— Теперь поцелуйте меня. — Он подставил щеку.
Она чмокнула его в щеку и пошла к выходу. Йожи окликнул ее:
— Случилось что-нибудь, мама?
Она отрицательно качнула головой. Йожи, хотя сам от усталости валился с ног, поспешил догнать ее.
— Дайте-ка я на вас взгляну, мама.
— Чего на меня глядеть?
— Что-то вы бледны немного.
— Не бледнее, чем всегда.
— А отчего у вас бессонница?
— Оттого, что не спится.
— Однако здесь, на жесткой скамейке, вы заснули?
— Вздремнула просто.
— Вы не больны?
— Нет.
— И с вами ничего не случилось?
— Абсолютно ничего.
— Честное слово?
— Честное слово.
— Ну, хорошо, — сказал Йожи. — Обождите минуту. Дайте-ка мне обратно это снотворное.

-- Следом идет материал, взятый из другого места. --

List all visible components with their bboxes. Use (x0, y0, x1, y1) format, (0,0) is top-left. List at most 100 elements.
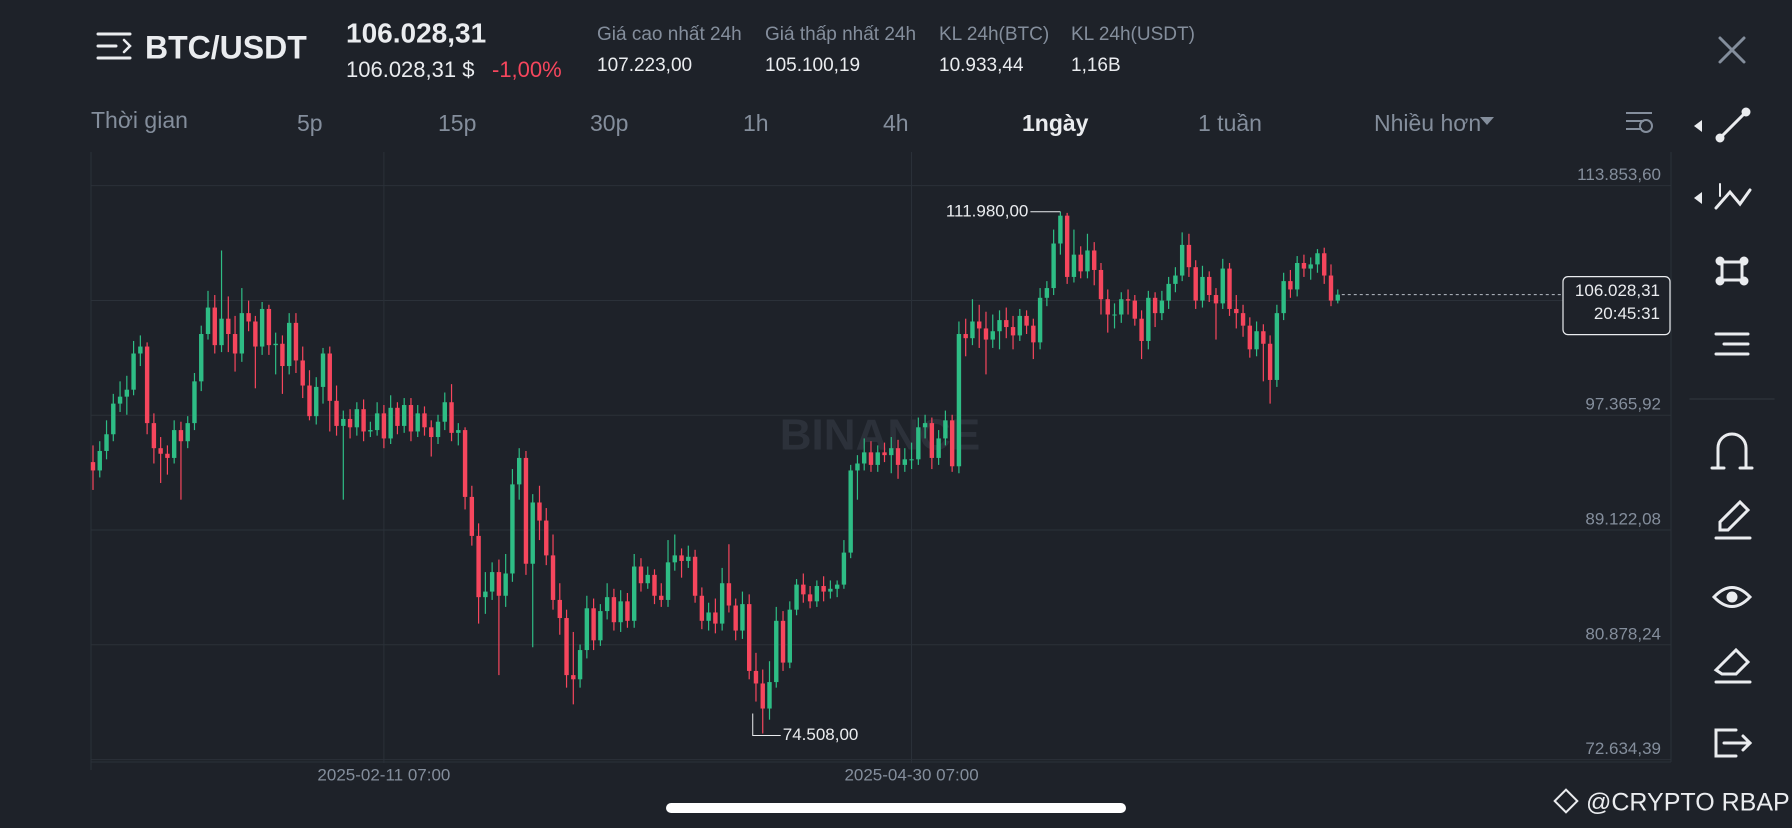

Он унес в операционную трубочку со снотворным и взамен дал Орбан другое.
— Это средство намного сильнее, — сказал он.
— Спасибо тебе большое.
Она спустилась по лестнице. Светало. Кроны деревьев проступали из тумана — легкой утренней дымки бабьего лета.
Улицы были точно вымершие. Ни машин нигде и ни единого человека. В такой час площади кажутся шире, улицы длиннее, а все дома — выше. Орбан — единственная живая частица безлюдного города — походила скорее на мелкий, вслепую катящийся неодушевленный предмет, нежели на человека. И кругом — ни звука, только шарканье ее домашних туфель.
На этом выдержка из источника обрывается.